Getting up to help milk and feed before school and coming right home after the last bell has always been their first priority--but not their only one. Jessica and Lindsay joined Girl Scouts in grade school and traveling 4-H dairy judging teams. Justin played basketball at Loudoun Valley, although he once missed preseason practices for a national 4-H convention.

Justin and Jessica joke that compared with farm work, college is luxurious. They get to sleep in until 7 a.m. during the week and 11 a.m. on weekends.

"Dad always tells us you can't get anything done if you sleep in," Lindsay said. "He wants to make sure everything gets done and it gets done right. Quality, that's what he wants."

Over lunch at the dining room table, Justin and Lindsay discussed what it will take to keep the place running. Another dry year like this one will be trouble, Justin said.

Lindsay chided him for sounding like their grandfather, Edwin, who often recites the perils of farming in general and growth in particular. "Ever since they put in that Dulles airport," Edwin will say, "they've got every kind of people living out here."

Edwin, 74, calls himself the "gopher" on the farm and rides between barns and fields carrying tools on a four-wheeler after having a knee replacement two months ago. He shakes his head about neighbors who live in half-million-dollar homes on five or 10 acres and tell him how much they love the view. But "you can't eat a view," Marty said.

"That's right!" Edwin exclaimed. "There's only about 2 to 3 percent of the people raising food for the rest of the world.
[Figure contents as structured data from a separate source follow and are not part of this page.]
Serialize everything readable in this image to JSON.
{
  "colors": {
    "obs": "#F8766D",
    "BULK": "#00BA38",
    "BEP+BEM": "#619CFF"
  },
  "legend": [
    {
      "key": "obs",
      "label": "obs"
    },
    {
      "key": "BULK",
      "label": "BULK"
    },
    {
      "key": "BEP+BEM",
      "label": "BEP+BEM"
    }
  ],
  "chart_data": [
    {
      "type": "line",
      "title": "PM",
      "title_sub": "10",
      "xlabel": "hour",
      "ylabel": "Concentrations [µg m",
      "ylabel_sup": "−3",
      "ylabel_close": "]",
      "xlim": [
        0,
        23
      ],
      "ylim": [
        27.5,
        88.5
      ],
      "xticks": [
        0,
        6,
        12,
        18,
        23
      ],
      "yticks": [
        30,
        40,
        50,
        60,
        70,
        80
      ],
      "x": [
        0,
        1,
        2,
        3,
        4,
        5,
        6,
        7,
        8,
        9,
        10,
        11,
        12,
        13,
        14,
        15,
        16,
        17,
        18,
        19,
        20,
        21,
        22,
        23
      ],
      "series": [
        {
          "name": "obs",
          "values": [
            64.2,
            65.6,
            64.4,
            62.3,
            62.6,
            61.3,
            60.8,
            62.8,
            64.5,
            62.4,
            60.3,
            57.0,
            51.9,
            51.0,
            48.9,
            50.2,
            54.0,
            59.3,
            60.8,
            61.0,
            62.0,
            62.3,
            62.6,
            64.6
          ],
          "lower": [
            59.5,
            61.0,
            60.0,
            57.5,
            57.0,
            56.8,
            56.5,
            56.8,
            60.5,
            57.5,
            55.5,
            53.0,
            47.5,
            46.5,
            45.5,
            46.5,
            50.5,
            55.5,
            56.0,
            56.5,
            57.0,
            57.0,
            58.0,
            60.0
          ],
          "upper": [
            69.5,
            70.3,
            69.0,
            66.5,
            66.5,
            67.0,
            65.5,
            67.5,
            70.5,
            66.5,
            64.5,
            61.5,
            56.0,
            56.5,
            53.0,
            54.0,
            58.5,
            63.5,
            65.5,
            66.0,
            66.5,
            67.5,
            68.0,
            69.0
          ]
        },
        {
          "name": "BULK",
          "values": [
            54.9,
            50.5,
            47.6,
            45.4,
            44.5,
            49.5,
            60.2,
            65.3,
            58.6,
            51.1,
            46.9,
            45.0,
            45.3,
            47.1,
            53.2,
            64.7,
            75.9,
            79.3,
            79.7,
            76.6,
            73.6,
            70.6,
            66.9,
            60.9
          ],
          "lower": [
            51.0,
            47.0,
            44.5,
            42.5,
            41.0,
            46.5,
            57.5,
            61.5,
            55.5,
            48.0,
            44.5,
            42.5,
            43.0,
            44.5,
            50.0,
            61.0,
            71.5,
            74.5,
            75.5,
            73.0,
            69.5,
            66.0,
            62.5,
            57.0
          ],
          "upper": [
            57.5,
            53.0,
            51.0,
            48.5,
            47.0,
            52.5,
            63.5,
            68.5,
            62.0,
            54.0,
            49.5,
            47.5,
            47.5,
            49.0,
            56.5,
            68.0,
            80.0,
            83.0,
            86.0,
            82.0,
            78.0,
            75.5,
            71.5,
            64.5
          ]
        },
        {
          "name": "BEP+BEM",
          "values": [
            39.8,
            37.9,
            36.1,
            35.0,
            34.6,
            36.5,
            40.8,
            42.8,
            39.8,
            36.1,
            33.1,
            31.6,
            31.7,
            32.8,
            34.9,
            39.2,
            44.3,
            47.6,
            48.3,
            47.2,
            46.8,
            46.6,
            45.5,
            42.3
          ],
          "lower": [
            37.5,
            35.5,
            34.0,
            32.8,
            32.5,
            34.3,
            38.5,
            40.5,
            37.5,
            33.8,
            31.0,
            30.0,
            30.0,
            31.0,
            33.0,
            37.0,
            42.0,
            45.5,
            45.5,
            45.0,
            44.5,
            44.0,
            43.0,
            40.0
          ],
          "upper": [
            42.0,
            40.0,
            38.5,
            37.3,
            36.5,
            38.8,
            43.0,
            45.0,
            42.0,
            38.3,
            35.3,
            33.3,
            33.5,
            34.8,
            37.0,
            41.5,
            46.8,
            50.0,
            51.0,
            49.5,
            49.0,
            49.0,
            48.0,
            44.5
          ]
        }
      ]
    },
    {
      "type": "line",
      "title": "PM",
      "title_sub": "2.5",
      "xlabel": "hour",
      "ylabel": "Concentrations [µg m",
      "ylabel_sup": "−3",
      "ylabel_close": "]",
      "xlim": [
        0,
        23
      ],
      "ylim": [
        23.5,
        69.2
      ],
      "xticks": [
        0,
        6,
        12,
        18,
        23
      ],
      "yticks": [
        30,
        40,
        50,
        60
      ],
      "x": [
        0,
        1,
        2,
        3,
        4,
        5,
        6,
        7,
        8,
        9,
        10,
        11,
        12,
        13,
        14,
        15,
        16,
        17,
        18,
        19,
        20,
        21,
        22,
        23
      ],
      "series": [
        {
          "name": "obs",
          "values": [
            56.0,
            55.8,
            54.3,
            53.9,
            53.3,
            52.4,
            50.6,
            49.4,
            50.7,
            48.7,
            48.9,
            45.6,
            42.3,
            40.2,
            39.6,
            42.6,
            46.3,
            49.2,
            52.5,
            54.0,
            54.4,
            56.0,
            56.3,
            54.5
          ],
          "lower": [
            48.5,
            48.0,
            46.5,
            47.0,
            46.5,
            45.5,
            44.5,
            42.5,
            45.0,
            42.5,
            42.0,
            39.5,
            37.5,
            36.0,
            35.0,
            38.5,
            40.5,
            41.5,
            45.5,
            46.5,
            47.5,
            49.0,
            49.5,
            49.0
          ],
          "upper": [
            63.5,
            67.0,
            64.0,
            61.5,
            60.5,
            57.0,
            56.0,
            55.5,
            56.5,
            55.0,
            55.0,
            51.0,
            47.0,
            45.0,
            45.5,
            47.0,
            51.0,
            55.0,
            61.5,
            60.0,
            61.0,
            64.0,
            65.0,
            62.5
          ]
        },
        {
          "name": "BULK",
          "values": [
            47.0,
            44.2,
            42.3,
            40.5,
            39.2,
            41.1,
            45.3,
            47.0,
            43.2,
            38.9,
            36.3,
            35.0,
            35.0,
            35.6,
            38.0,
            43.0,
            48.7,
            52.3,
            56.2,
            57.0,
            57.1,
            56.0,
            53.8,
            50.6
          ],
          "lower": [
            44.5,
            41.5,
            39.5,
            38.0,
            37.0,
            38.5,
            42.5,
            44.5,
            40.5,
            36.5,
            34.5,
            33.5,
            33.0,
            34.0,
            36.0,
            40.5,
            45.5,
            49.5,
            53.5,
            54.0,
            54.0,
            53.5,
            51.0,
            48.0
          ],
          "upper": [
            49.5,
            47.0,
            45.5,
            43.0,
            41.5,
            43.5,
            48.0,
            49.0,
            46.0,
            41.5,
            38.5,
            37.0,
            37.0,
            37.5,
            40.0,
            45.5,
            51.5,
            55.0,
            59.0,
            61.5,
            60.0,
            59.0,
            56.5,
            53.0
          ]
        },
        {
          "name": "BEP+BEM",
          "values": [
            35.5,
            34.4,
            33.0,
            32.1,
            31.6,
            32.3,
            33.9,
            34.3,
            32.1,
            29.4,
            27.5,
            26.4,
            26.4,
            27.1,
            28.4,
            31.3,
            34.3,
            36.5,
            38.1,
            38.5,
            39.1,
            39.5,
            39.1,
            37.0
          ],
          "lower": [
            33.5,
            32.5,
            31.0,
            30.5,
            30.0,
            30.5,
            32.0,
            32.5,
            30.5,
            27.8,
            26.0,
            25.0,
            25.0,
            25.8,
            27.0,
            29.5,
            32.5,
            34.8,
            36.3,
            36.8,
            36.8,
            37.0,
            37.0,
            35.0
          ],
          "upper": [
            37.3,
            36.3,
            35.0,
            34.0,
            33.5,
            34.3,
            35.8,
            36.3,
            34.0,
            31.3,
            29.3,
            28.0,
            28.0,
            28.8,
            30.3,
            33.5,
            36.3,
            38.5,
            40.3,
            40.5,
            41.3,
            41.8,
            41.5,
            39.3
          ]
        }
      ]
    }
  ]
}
Somebody's got to feed all these folks."

And he tipped his hat to his grandchildren, who were outside baling hay.

After college, Justin plans to come home.

"I don't know how long we'll be able to keep going," he said. "You've got to love what you're doing. And having all this responsibility. . . . There's days where I love it. I love being outside and working. I think this place is beautiful.

"Then there are times where I ask, 'You really want to do this?' " he said.

Lindsay giggled. She still has a year of high school, and beyond that her future is a huge question mark.

"I want to do more than stay home on the farm," she said.

She wants to educate people about farming, especially young students who sometimes come to the farm for tours in search of the cow that produces chocolate milk.

For Jessica, the future will be here next spring, and she is a little ambivalent. She spent the summer at an internship with a Richmond estate appraisal company and a few weekends helping at the farm.

"I can see myself contributing" to the farm, she said. "Yes, I want to see how I can add to it."

Her mother has cautioned them about coming back too soon, taking the reins too early. For her, the daughter of an Air Force colonel, and, Eddie, 49, it was an obvious place to raise a close-knit family after he served his Army stint as a milk inspector.

For Justin, there is pride in knowing he can take the reins.

"Our family has stayed with it for so long," he said. "To think we can still operate in what Loudoun County has become is something special."